Methods: Patients from 2011-2015 who underwent reduction mammaplasty were examined by anesthesia modality: GA alone and GA+ PVB adjunct. Demographic data, intra-operative and 6 hour post-operative opioid requirements, phase 1 and 2 pain scores, post-operative nausea and vomiting (PONV), and total anesthesia time were collected. Continuous and categorical variables were compared by students T-test and Fisher’s exact test, respectively.

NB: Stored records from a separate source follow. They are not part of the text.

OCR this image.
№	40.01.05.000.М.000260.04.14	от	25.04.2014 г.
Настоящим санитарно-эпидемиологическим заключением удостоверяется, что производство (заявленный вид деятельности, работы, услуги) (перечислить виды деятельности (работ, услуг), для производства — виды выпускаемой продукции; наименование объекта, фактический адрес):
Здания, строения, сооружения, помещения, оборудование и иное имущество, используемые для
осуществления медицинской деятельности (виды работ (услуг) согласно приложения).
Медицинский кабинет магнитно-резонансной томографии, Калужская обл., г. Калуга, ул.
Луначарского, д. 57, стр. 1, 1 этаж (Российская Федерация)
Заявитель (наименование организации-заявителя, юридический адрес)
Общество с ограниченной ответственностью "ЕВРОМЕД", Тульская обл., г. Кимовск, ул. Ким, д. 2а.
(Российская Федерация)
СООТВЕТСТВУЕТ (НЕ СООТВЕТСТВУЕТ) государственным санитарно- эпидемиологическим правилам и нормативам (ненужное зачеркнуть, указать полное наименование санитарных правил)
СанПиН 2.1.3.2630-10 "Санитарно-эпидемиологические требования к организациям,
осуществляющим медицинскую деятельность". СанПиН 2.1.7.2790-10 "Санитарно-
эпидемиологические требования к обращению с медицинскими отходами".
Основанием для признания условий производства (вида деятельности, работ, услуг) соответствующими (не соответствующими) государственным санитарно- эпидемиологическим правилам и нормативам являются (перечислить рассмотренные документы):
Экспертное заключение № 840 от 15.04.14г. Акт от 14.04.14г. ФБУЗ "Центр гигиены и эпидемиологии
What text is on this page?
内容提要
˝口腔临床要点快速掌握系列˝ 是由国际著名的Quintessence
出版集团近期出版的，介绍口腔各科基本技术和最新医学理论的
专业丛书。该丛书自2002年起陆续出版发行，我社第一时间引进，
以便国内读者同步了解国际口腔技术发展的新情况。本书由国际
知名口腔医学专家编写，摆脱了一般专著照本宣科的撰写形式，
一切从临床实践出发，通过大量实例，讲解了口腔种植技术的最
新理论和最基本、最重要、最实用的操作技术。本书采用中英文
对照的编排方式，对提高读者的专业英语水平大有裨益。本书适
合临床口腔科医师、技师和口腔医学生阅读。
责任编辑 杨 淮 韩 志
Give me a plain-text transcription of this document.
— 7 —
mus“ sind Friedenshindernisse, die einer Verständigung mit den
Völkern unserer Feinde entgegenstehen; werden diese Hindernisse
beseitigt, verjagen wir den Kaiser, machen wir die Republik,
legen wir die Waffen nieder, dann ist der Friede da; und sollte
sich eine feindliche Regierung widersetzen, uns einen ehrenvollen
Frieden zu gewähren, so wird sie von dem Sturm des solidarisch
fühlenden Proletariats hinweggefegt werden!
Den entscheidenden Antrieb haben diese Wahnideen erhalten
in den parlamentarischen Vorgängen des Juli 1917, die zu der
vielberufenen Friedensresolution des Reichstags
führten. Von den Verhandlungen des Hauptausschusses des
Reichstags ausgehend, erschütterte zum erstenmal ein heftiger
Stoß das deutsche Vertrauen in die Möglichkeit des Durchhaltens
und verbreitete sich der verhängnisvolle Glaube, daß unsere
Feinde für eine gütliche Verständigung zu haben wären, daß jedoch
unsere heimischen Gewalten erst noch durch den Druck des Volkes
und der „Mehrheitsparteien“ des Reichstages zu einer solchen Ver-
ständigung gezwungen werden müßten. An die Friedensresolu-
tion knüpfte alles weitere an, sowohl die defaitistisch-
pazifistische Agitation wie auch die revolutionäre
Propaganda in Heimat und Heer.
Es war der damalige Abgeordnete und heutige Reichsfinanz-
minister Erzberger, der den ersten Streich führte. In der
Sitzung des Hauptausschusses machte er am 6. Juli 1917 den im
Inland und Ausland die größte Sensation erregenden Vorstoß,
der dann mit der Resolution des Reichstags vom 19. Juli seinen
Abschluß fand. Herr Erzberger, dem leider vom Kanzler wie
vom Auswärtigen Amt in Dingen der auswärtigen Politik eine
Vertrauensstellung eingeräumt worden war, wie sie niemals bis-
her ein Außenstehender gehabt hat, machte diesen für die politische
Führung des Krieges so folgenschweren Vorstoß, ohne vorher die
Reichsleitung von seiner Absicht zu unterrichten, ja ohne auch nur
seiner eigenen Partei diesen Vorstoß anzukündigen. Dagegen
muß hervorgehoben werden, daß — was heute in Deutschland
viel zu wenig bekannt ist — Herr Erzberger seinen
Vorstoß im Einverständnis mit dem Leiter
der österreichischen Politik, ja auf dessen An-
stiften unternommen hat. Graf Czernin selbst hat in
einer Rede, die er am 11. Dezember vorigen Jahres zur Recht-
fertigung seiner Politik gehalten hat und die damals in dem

Results: We identified 264 patients who underwent reduction mammaplasty. Of these, 209 received GA alone and 55 received GA + PVB adjunct. Intra-operative opioid requirements were lower for those receiving PVB compared to GA alone (mean morphine equivalent doses of 44mg versus 35 mg, p<0.05). There was no difference in post-operative opioid requirements (mean doses of 30 versus 29 mg, p>0.05). Phase 1 pain scores were significantly lower for those receiving PVB compared to GA alone (mean 2.8 vs. 3.9, p<0.05), as were phase 2 scores (mean 3.0 vs 4.2, p<0.05). PVB was associated with considerably less PONV (14% versus 33%, p<0.05). PVB was associated with higher mean anesthetic time compared to GA alone (271 minutes vs 236 minutes; p<0.05). There were no anesthetic complications in the PVB group.
Conclusions: By mitigating factors known to be associated with unplanned hospital admission and poor patient satisfaction, paravertebral regional blockade is an attractive anesthetic adjunct to breast surgery, particularly in the ambulatory setting.